Tuesday, January 09, 2007

Segundos

Foi há dias atrás. Era um momento raro, no qual se tornou evidente a urgência de passar para o papel algo importante demais para ser deixado no computador. Estava indo buscar folhas para alimentar a impressora (não sei como ela não morreu de inanição ainda) e então veio aquele lampejo imbecil.

Provaria ao meu intelecto cínico e moldado pelo modo de vida capitalista a capacidade de preservar ainda algumas trincheiras. Construiria a obra máxima da engenharia aeronáutica infantil. Antes de iniciar os trabalhos, a confiança era total, nem sequer um segundo de hesitação seria registrado. Meros quinze anos não poderiam apagar a certeza e a habilidade praticamente tatuadas nas profundezas da minha alma, tão densas como o intelecto de um ex-BBB.

O momento da primeira dobra no papel ainda estava encardido pela auto-confiança, e, por alguns momentos, a situação continuou assim, até ser seriamente abalada pela segunda manobra. A terceira tornaria inviável toda a sustentabilidade do projeto, tornando obrigatória a reconstrução do modelo. As cerca de quatro tentativas posteriores revelaram minha total inaptidão em elaborar um avião de papel que permanecesse no ar por aqueles poucos e infinitos segundos.

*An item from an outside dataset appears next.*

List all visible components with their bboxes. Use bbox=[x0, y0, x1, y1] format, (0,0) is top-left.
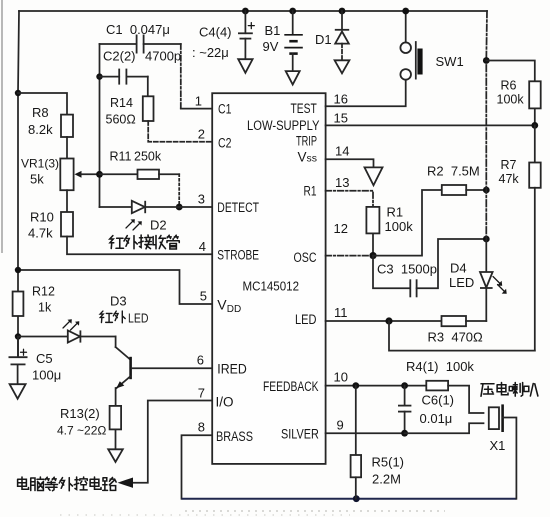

A frustração era inédita, os aparatos da vida moderna não preparam o ser humano para algo assim. Claro que bastaria abrir o Google e resolver tudo sem muita queima de neurônios. Sem muito esforço, poderia até ter encontrado informações na internet sobre modelos com as mais bizarras matérias-primas, de árvores de reflorestamento a rolos de papel higiênico. Até simulação do 11 de setembro em versão celulose já deve estar rolando no Youtube..

A coisa toda era um pouco mais complicada. Mais do que resgatar as habilidades infantis na construção aeronáutica, precisaria buscar algo mais importante: talvez criatividade, inocência ou, sei lá, um psiquiatra. Uma coisa era certa: teria que pensar por mim mesmo.

Fora de cogitação. Hoje em dia, não ter alguém te dizendo o que fazer o tempo todo é perder o norte do caminho rumo à Ilha de Caras. Como eu manteria meu tão descolado estilo de vida? Que chances eu teria no próximo Big Brother?

Preferi transformar o promissor projeto em uma bola de papel e arremessá-la longe com certa raiva e uma melancolia bem específica. Aposto que voou mais tempo do que voaria o maldito aviãozinho. Mesmo assim, foram poucos segundos, mas dessa vez, nem um pouco eternos. Saudades da infância.